Weather conditions should be taken into consideration even for interior painting projects. Times of high humidity or freezing temperatures can affect drying time, leaving your paint job more susceptible to being touched or smudged. These weather conditions can also cause issues with the paint properly adhering to the surface, causing you to have to redo your paint job much earlier than you would like.
Controlling the humidity and temperature inside your home eliminates the risk of weather affecting painting. But if your home is in the middle of a remodel or other situation where you do not have an air conditioner to climate control your property, open windows or fans can help to reduce humidity. Always read the paint can for temperature requirements before starting a paint job.
Best weather for exterior painting
The best weather for painting the exterior of your home can certainly be in summer. If the region where you live has milder to warm, dry summer days, knocking out your paint project during the summer months is absolutely ideal. Painting in direct sun is not comfortable and can cause uneven drying that is visible in your final product. If you must paint in direct sun, morning sun is much more enjoyable and easier on the paint job than hot afternoon sun.
Conditions to avoid
It goes without saying to never ever paint when it is raining or when your exterior surface is wet or damp.
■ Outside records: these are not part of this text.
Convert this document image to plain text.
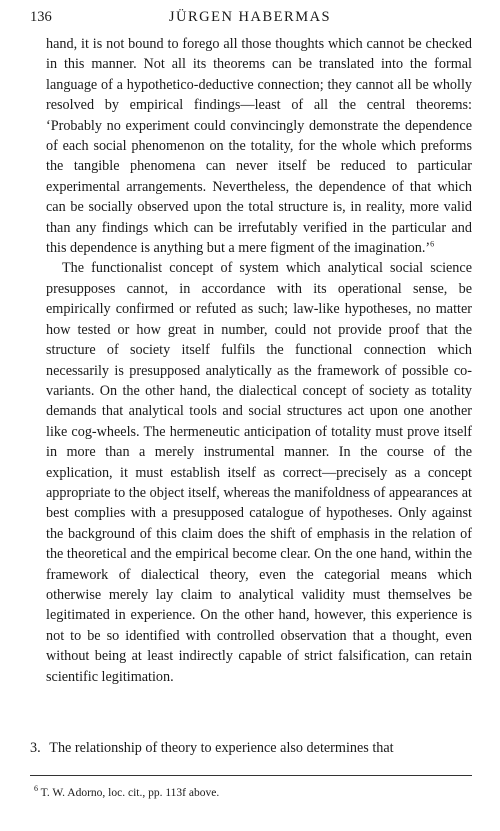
136	JÜRGEN HABERMAS

hand, it is not bound to forego all those thoughts which cannot be checked in this manner. Not all its theorems can be translated into the formal language of a hypothetico-deductive connection; they cannot all be wholly resolved by empirical findings—least of all the central theorems: ‘Probably no experiment could convincingly demonstrate the dependence of each social phenomenon on the totality, for the whole which preforms the tangible phenomena can never itself be reduced to particular experimental arrangements. Nevertheless, the dependence of that which can be socially observed upon the total structure is, in reality, more valid than any findings which can be irrefutably verified in the particular and this dependence is anything but a mere figment of the imagination.’$^6$

The functionalist concept of system which analytical social science presupposes cannot, in accordance with its operational sense, be empirically confirmed or refuted as such; law-like hypotheses, no matter how tested or how great in number, could not provide proof that the structure of society itself fulfils the functional connection which necessarily is presupposed analytically as the framework of possible co-variants. On the other hand, the dialectical concept of society as totality demands that analytical tools and social structures act upon one another like cog-wheels. The hermeneutic anticipation of totality must prove itself in more than a merely instrumental manner. In the course of the explication, it must establish itself as correct—precisely as a concept appropriate to the object itself, whereas the manifoldness of appearances at best complies with a presupposed catalogue of hypotheses. Only against the background of this claim does the shift of emphasis in the relation of the theoretical and the empirical become clear. On the one hand, within the framework of dialectical theory, even the categorial means which otherwise merely lay claim to analytical validity must themselves be legitimated in experience. On the other hand, however, this experience is not to be so identified with controlled observation that a thought, even without being at least indirectly capable of strict falsification, can retain scientific legitimation.

3. The relationship of theory to experience also determines that
$^6$ T. W. Adorno, loc. cit., pp. 113f above.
The paint will be trapped in the moisture. When the temperature rises, the water begins to evaporate. This can quickly cause all kinds of trouble for your paint job, even having the paint peel off in big patches. Humidity can cause the same issues but you may be less aware of how much moisture is actually in the air.
Extreme heat can cause your equipment to get gunked up with quick drying paint as well as causing lap marks in the paint job as paint dries immediately. If you can not touch the surface you are painting for longer than a few seconds, it is probably too hot to paint. Always read the ideal temperature requirements on the paint product you are using for best results.
Temperatures below 40 degrees can also affect the dry time of an exterior paint job. Temperatures should never dip below freezing while you are painting and for several days afterward, which can cause paint to not stick to the surface.
Hiring a professional residential painting contractor will alleviate all of these weather concerns so you can sit back and watch your home transform into a fresh new living space.